Well, gee. Nuts. Yet another "wish I liked it better" book. Yet another "it's probably me, not the book" book. Because it won both Hugo and Nebula Awards for "best novella". (See the Amazon page for other encomia.) And (in theory, even better) it won a rave from Katherine Mangu-Ward on a Reason podcast back in 2019.
And I didn't care for it at all. Couldn't get interested in the characters or their stupid problems. Didn't like the obfuscatory "look. ma, I'm writing" prose.
But here is (as far as I understand it) the story: it's the story of two shape-shifting time-travelers, agents "Red" and "Blue", who are trying to alter the various time strands so their side winds up to dominate the eventual future. This involves a lot of gory slaughter. Red and Blue leave cleverly hidden notes to each other as their paths through spacetime cross. At first, they are taunting. Then admiring. And eventually, they fall head over heels in love.

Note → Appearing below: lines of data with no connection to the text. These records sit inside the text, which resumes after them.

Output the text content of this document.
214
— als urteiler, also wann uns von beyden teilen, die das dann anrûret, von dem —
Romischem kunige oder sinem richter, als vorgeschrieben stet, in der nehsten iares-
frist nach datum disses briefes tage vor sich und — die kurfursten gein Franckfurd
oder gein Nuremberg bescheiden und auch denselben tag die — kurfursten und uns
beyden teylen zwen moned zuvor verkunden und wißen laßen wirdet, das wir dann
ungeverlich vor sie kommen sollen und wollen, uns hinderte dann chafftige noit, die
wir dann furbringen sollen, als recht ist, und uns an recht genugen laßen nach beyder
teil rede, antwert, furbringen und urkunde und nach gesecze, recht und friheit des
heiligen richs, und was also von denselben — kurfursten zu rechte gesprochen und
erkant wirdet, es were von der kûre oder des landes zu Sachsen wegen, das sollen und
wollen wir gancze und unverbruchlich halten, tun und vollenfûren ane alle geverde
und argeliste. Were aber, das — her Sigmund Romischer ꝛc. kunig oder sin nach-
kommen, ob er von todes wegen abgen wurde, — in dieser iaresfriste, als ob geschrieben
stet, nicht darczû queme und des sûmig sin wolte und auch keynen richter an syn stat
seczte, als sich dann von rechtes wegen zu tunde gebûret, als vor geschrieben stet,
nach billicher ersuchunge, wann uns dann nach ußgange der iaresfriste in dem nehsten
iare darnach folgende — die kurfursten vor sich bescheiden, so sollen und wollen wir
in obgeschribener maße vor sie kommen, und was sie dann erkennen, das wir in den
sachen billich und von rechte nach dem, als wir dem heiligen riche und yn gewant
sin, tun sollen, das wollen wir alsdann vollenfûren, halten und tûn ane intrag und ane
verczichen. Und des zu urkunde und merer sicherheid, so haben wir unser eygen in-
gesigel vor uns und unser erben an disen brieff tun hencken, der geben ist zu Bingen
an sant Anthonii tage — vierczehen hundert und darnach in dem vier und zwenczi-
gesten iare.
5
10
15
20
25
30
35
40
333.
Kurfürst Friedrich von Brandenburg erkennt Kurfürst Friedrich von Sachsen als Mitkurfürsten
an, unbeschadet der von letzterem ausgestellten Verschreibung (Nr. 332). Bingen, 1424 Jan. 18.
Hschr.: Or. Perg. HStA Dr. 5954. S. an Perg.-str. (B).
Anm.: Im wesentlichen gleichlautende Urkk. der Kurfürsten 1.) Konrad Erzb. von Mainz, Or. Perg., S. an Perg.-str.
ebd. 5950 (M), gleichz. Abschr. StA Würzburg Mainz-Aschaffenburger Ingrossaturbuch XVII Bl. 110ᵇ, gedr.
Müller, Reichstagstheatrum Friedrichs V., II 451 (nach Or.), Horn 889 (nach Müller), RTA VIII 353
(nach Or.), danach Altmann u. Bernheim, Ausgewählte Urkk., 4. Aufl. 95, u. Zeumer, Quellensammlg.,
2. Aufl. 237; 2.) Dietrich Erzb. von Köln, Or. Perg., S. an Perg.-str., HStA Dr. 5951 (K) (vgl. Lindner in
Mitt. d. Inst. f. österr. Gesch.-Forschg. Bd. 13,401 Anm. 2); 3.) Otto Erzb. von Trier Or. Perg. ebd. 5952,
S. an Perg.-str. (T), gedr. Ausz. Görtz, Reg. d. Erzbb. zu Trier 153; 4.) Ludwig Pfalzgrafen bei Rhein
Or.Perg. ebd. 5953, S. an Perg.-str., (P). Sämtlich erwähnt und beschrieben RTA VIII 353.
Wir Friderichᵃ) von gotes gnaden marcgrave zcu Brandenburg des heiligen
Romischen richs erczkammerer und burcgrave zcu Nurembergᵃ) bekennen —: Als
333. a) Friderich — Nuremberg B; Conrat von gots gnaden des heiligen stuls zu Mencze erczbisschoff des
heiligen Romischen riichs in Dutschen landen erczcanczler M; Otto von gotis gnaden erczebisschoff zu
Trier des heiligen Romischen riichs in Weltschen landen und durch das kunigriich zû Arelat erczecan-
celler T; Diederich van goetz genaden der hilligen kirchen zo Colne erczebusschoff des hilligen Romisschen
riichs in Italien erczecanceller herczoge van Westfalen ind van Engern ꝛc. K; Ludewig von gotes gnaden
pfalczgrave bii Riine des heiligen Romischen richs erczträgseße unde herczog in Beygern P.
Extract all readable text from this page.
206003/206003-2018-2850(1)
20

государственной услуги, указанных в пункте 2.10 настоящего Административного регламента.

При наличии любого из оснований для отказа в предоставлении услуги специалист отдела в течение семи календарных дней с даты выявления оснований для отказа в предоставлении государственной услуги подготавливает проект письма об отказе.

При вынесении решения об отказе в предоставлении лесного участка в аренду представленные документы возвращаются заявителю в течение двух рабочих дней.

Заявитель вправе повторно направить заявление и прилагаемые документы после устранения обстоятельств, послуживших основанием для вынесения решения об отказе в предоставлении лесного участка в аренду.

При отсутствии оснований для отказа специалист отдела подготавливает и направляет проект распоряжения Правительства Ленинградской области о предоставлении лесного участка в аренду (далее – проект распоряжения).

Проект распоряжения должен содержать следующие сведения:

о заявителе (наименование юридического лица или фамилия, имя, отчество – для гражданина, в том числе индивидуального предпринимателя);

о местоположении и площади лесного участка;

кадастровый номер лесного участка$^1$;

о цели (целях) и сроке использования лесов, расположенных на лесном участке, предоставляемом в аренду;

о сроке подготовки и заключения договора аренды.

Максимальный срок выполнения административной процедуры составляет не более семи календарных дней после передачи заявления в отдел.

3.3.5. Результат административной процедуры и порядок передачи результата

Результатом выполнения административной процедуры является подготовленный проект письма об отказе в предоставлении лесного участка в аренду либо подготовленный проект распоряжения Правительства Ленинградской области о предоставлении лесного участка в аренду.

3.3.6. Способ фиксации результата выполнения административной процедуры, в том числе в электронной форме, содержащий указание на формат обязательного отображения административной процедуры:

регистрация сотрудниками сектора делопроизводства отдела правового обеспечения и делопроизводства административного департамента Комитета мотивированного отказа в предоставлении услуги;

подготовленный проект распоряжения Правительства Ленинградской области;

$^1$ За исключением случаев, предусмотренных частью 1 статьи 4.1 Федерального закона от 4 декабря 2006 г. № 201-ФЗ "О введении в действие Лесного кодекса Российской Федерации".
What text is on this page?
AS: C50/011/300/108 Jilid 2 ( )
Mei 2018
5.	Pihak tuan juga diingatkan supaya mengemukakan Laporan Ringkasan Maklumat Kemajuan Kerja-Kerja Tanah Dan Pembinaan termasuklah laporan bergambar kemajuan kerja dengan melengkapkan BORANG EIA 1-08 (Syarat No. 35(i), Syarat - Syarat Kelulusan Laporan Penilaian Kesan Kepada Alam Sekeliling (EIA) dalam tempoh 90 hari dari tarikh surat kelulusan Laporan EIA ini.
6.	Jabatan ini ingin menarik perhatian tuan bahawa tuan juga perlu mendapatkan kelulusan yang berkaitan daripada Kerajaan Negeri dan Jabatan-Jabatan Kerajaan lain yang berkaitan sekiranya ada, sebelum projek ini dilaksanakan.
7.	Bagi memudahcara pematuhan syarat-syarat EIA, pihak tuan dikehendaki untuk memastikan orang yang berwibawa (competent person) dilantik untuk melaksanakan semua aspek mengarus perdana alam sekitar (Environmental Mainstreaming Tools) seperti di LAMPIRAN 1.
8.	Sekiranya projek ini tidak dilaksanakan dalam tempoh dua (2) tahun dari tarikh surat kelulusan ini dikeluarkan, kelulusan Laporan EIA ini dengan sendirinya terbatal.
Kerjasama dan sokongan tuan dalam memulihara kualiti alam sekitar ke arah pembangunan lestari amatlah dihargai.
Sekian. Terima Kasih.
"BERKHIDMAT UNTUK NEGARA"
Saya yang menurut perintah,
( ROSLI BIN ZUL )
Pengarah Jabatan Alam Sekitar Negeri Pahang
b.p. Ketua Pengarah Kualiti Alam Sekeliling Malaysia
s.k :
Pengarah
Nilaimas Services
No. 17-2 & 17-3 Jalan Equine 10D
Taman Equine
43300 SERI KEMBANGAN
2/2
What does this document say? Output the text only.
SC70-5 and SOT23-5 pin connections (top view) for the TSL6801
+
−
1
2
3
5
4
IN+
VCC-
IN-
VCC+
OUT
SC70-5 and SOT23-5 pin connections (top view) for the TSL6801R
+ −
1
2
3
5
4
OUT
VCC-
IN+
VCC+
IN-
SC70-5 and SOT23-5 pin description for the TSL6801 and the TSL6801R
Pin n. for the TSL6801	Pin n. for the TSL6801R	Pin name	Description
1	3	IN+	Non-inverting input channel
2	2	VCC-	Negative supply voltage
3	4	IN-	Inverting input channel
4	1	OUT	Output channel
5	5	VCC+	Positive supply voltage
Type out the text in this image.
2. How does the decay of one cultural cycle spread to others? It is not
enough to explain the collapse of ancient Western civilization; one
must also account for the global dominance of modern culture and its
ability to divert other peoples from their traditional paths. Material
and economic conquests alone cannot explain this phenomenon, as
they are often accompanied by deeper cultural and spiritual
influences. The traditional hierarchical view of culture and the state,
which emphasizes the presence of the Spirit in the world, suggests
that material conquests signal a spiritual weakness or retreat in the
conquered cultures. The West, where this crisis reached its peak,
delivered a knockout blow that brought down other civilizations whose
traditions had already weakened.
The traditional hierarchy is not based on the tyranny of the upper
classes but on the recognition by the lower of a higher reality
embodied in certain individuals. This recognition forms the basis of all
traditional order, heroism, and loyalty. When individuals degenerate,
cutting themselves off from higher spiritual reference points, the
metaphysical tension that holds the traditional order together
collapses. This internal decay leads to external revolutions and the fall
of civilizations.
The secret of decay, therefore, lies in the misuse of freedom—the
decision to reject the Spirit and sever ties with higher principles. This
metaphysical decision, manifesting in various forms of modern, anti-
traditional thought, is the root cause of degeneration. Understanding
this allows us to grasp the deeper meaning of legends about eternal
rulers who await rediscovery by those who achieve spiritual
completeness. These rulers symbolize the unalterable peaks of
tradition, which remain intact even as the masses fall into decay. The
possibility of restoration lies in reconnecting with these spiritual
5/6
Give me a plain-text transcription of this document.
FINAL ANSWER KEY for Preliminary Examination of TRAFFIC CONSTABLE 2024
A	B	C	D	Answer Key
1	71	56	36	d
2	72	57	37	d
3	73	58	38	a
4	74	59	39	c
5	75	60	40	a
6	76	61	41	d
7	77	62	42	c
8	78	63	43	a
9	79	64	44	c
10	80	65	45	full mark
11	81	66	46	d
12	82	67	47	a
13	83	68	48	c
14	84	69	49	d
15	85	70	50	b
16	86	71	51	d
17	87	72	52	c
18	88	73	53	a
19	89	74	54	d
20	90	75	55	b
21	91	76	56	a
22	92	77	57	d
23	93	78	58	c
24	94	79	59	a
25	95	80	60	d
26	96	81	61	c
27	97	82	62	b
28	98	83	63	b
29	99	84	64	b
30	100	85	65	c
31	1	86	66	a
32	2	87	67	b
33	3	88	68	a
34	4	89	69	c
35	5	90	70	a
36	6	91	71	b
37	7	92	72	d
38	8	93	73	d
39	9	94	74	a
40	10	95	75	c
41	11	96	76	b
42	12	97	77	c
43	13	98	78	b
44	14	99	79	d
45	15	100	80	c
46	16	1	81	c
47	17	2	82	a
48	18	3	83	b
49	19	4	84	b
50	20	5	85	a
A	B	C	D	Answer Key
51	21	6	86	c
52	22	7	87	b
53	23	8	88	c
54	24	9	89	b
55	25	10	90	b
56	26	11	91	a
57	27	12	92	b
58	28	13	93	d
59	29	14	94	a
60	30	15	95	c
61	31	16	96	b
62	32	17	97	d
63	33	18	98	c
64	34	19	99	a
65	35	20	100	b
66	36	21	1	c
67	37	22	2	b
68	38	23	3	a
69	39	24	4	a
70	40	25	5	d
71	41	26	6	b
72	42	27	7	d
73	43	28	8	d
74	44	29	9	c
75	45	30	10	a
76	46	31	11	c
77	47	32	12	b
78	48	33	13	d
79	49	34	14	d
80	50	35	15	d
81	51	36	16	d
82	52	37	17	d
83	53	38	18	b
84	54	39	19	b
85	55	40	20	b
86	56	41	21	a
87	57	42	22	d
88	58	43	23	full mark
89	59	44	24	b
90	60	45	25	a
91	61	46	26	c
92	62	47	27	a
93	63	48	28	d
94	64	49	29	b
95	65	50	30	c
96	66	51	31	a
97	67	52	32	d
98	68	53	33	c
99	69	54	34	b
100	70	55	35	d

They both use "she/her" pronouns for themselves, so it would be easy to call this yet another lesbian sci-fi story. (It would be my third recent one in a row; apparently it's a required theme to get attention of influential critics?) But that's problematic, because it's not clear that Red and Blue are even human. (I didn't get a handle on that.)
To repeat: you could very well like this book very much. But I think I'm going back to the old reliables for the foreseeable future: Heinlein, Herbert, Stephenson.